Sarwar Hussaini, seorang pejabat senior kepolisian di provinsi itu, mengatakan kepada Anadolu Agency bahwa serangan dimulai pada Sabtu sekitar pukul 02.00 pagi (2130GMT Jumat) dan pertempuran terus berlanjut hingga saat ini.
Sementara itu, juru bicara Taliban, Zabihullah Mujahed menyangkal militan menggunakan warga sipil sebagai perisai.
Dia mengklaim setidaknya 10 pasukan keamanan tewas dan masih banyak lagi yang ditangkap dalam bentrokan yang sedang berlangsung.
Kunduz, pernah dijadikan sebagai markas Taliban di utara, dan sempat diduduki dua kali oleh kelompok itu pada 2015 dan 2016. Kota ini menghubungkan banyak provinsi di utara dengan ibu kota, Kabul.

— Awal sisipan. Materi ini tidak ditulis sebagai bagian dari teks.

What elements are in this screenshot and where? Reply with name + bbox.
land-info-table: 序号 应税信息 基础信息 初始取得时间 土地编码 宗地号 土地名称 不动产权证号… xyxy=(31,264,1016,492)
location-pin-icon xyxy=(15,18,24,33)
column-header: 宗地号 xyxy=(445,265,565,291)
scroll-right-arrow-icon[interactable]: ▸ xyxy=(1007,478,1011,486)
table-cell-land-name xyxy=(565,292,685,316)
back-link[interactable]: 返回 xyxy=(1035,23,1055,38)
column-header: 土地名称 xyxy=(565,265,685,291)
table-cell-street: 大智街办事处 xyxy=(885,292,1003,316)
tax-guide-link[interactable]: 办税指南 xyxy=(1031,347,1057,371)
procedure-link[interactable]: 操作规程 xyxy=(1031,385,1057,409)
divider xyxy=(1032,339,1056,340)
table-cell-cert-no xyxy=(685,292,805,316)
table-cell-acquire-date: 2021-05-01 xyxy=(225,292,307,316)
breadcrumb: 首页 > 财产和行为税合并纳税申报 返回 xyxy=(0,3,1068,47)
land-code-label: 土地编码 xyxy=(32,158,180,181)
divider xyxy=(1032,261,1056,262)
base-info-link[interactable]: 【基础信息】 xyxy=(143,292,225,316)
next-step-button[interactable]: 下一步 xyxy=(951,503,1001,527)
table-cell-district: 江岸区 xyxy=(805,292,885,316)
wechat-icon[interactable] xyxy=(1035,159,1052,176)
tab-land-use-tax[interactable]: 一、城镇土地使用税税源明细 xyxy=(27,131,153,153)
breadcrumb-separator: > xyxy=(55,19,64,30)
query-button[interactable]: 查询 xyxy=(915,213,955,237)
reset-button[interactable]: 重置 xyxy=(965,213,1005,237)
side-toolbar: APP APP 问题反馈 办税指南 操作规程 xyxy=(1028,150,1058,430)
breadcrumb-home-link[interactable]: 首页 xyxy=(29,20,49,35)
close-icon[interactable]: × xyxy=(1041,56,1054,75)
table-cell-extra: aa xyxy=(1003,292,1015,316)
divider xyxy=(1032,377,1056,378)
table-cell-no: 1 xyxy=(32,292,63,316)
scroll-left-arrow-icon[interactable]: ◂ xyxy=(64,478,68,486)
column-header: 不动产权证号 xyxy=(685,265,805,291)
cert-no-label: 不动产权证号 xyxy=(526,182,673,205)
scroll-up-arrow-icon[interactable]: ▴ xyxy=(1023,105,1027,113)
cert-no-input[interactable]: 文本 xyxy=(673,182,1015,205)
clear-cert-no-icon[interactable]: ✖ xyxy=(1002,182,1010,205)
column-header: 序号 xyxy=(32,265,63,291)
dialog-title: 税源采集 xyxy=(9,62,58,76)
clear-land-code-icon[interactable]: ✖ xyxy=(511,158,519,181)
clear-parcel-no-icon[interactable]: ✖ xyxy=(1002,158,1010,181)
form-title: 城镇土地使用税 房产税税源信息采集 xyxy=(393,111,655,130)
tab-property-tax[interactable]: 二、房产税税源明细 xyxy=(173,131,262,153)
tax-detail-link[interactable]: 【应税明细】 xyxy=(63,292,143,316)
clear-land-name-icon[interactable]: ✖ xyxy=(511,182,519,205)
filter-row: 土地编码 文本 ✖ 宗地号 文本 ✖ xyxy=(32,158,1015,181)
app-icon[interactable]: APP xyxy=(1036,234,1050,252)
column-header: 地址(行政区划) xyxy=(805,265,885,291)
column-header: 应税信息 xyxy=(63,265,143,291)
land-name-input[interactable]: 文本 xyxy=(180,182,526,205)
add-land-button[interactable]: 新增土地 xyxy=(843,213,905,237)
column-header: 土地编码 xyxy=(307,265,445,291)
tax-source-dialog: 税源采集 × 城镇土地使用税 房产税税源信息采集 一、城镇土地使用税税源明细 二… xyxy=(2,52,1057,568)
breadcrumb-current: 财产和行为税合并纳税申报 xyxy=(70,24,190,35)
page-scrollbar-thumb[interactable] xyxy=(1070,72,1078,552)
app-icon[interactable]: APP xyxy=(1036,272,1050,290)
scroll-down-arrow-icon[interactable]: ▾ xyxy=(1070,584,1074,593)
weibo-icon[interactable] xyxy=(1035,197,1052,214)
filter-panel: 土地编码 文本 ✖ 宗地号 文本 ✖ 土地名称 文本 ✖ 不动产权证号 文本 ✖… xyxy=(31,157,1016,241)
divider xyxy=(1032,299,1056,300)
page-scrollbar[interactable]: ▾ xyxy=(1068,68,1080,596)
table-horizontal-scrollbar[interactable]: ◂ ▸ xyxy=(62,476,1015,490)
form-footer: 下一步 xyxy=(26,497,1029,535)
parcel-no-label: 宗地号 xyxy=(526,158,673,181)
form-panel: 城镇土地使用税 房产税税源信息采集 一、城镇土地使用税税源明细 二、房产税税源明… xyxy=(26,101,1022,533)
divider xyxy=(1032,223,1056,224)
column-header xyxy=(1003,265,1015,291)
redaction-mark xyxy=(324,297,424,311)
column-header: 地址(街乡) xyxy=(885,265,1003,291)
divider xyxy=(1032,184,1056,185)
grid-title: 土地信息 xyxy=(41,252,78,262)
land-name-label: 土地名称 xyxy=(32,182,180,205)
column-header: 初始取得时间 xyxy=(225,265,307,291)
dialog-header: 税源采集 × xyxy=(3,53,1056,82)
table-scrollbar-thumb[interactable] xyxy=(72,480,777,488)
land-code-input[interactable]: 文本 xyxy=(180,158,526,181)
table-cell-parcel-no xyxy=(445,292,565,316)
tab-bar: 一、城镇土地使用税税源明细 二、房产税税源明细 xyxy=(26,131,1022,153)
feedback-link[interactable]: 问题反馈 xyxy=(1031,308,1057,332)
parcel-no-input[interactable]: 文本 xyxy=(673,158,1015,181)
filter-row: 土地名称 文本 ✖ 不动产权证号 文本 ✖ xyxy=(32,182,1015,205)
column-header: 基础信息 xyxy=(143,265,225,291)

Serangan itu terjadi menjelang perundingan damai putaran kesembilan antara AS dan Taliban yang rencananya akan berlangsung di ibu kota Qatar, Doha, pada Sabtu.
Serangkaian serangan telah meletus di Afghanistan menjelang pemilihan presiden bulan depan, yang ditentang oleh pemberontak Taliban.